The F40 was rolled out during a special presentation at the Civic Centre in Maranello, which is now home to the Ferrari Museum. The twin-turbocharged flagship was built to mark Ferrari’s 40th anniversary and was the last all-new car it unveiled before Enzo Ferrari’s passing the next summer. When work on the F40 began, Enzo’s health was already deteriorating, so both he and the engineering team behind the car knew it would be the last new Ferrari he’d see.
“I have never experienced a presentation like that of the F40,” said head of Ferrari special projects at the time, Ermanno Bonfiglioli. “When the car was unveiled, a buzz passed through the room followed by thunderous applause. No one, except for close associates of Enzo Ferrari, had yet seen it. Indeed, the company had cloaked the development and testing of that car in unusual secrecy.”
The F40 is today seen as supercar royalty, but it didn’t achieve that status over time. Because of Enzo’s condition, the F40 was considered an instant collectible when it launched. Most of the cars were bought as investments and in some cases they sold for seven times their list price. That’s not to say it couldn’t perform, however. It was the fastest car in the world for a brief period with a top speed of 199 mph. Furthermore, its low weight of 3,019 lbs ensured it was extremely lively and athletic through the corners. Its lack of power steering and electronic aids made it a handful, but that only meant it was rewarding to drive. Take it from longtime Ferrari test driver Dario Benuzzi:
“We obtained precisely the car we wanted, with few comforts and no compromises,” he recalls. “With no power steering, power brakes or electronic devices, it demands the skill and commitment of the driver but generously repays it with a unique driving experience.”
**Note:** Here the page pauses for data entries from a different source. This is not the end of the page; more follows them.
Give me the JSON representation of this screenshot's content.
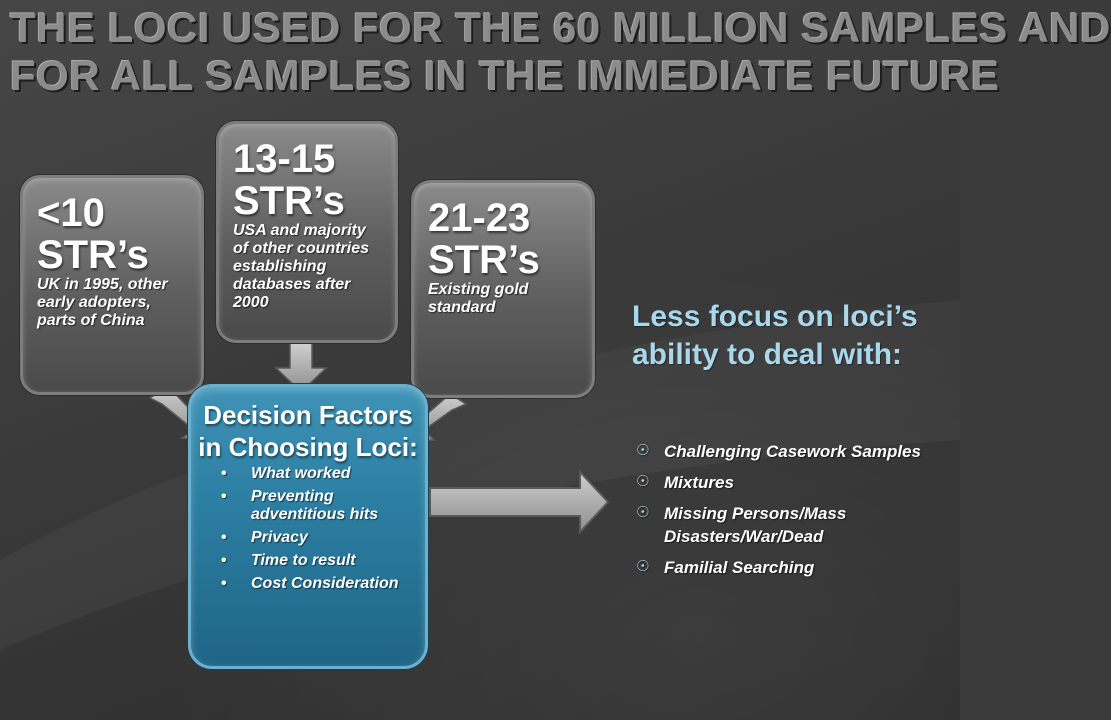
{
  "title": {
    "line1": "The Loci Used for the 60 Million Samples and",
    "line2": "for all samples in the immediate future"
  },
  "boxes": [
    {
      "heading": "<10 STR’s",
      "desc": "UK in 1995, other early adopters, parts of China"
    },
    {
      "heading": "13-15 STR’s",
      "desc": "USA and majority of other countries establishing databases after 2000"
    },
    {
      "heading": "21-23 STR’s",
      "desc": "Existing gold standard"
    }
  ],
  "center": {
    "heading": "Decision Factors in Choosing Loci:",
    "items": [
      "What worked",
      "Preventing adventitious hits",
      "Privacy",
      "Time to result",
      "Cost Consideration"
    ]
  },
  "right": {
    "heading": "Less focus on loci’s ability to deal with:",
    "bullet_icon": "sun-circle-icon",
    "items": [
      "Challenging Casework Samples",
      "Mixtures",
      "Missing Persons/Mass Disasters/War/Dead",
      "Familial Searching"
    ]
  },
  "colors": {
    "accent_blue": "#2c7fa3",
    "heading_light_blue": "#a9d8ec",
    "box_gray": "#6a6a6a"
  }
}
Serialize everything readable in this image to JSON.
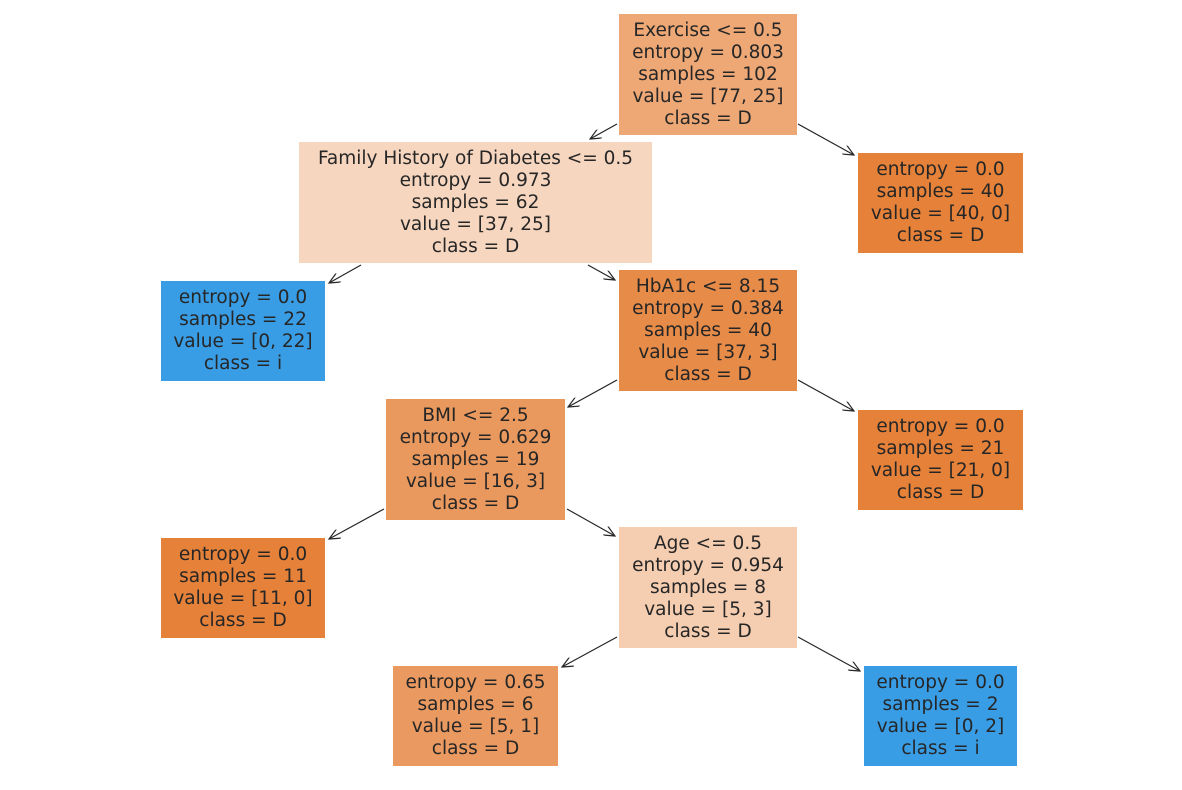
{
  "nodes": [
    {
      "id": "n0",
      "split": "Exercise <= 0.5",
      "entropy": "entropy = 0.803",
      "samples": "samples = 102",
      "value": "value = [77, 25]",
      "class": "class = D",
      "fill": "#eda876"
    },
    {
      "id": "n1",
      "split": "Family History of Diabetes <= 0.5",
      "entropy": "entropy = 0.973",
      "samples": "samples = 62",
      "value": "value = [37, 25]",
      "class": "class = D",
      "fill": "#f7d6bf"
    },
    {
      "id": "n2",
      "split": "",
      "entropy": "entropy = 0.0",
      "samples": "samples = 40",
      "value": "value = [40, 0]",
      "class": "class = D",
      "fill": "#e58139"
    },
    {
      "id": "n3",
      "split": "",
      "entropy": "entropy = 0.0",
      "samples": "samples = 22",
      "value": "value = [0, 22]",
      "class": "class = i",
      "fill": "#399de5"
    },
    {
      "id": "n4",
      "split": "HbA1c <= 8.15",
      "entropy": "entropy = 0.384",
      "samples": "samples = 40",
      "value": "value = [37, 3]",
      "class": "class = D",
      "fill": "#e78b49"
    },
    {
      "id": "n5",
      "split": "BMI <= 2.5",
      "entropy": "entropy = 0.629",
      "samples": "samples = 19",
      "value": "value = [16, 3]",
      "class": "class = D",
      "fill": "#ea995e"
    },
    {
      "id": "n6",
      "split": "",
      "entropy": "entropy = 0.0",
      "samples": "samples = 21",
      "value": "value = [21, 0]",
      "class": "class = D",
      "fill": "#e58139"
    },
    {
      "id": "n7",
      "split": "",
      "entropy": "entropy = 0.0",
      "samples": "samples = 11",
      "value": "value = [11, 0]",
      "class": "class = D",
      "fill": "#e58139"
    },
    {
      "id": "n8",
      "split": "Age <= 0.5",
      "entropy": "entropy = 0.954",
      "samples": "samples = 8",
      "value": "value = [5, 3]",
      "class": "class = D",
      "fill": "#f5cdb0"
    },
    {
      "id": "n9",
      "split": "",
      "entropy": "entropy = 0.65",
      "samples": "samples = 6",
      "value": "value = [5, 1]",
      "class": "class = D",
      "fill": "#ea9a61"
    },
    {
      "id": "n10",
      "split": "",
      "entropy": "entropy = 0.0",
      "samples": "samples = 2",
      "value": "value = [0, 2]",
      "class": "class = i",
      "fill": "#399de5"
    }
  ],
  "edges": [
    [
      "n0",
      "n1"
    ],
    [
      "n0",
      "n2"
    ],
    [
      "n1",
      "n3"
    ],
    [
      "n1",
      "n4"
    ],
    [
      "n4",
      "n5"
    ],
    [
      "n4",
      "n6"
    ],
    [
      "n5",
      "n7"
    ],
    [
      "n5",
      "n8"
    ],
    [
      "n8",
      "n9"
    ],
    [
      "n8",
      "n10"
    ]
  ]
}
Ferrari has celebrated the 30th anniversary of the F40’s debut with a gallery of in-period photos depicting the F40s launch and development. Additionally, an F40 will also be on display at the Ferrari Museum of Maranello as part of the automaker’s “Under the Skin” exhibition, which is devoted to the evolution of innovation and style over the course of its 70-year history. It’s the least the automaker could do for a car that continues to lend itself to Ferrari’s image of making some of the world’s most engaging and visceral road cars.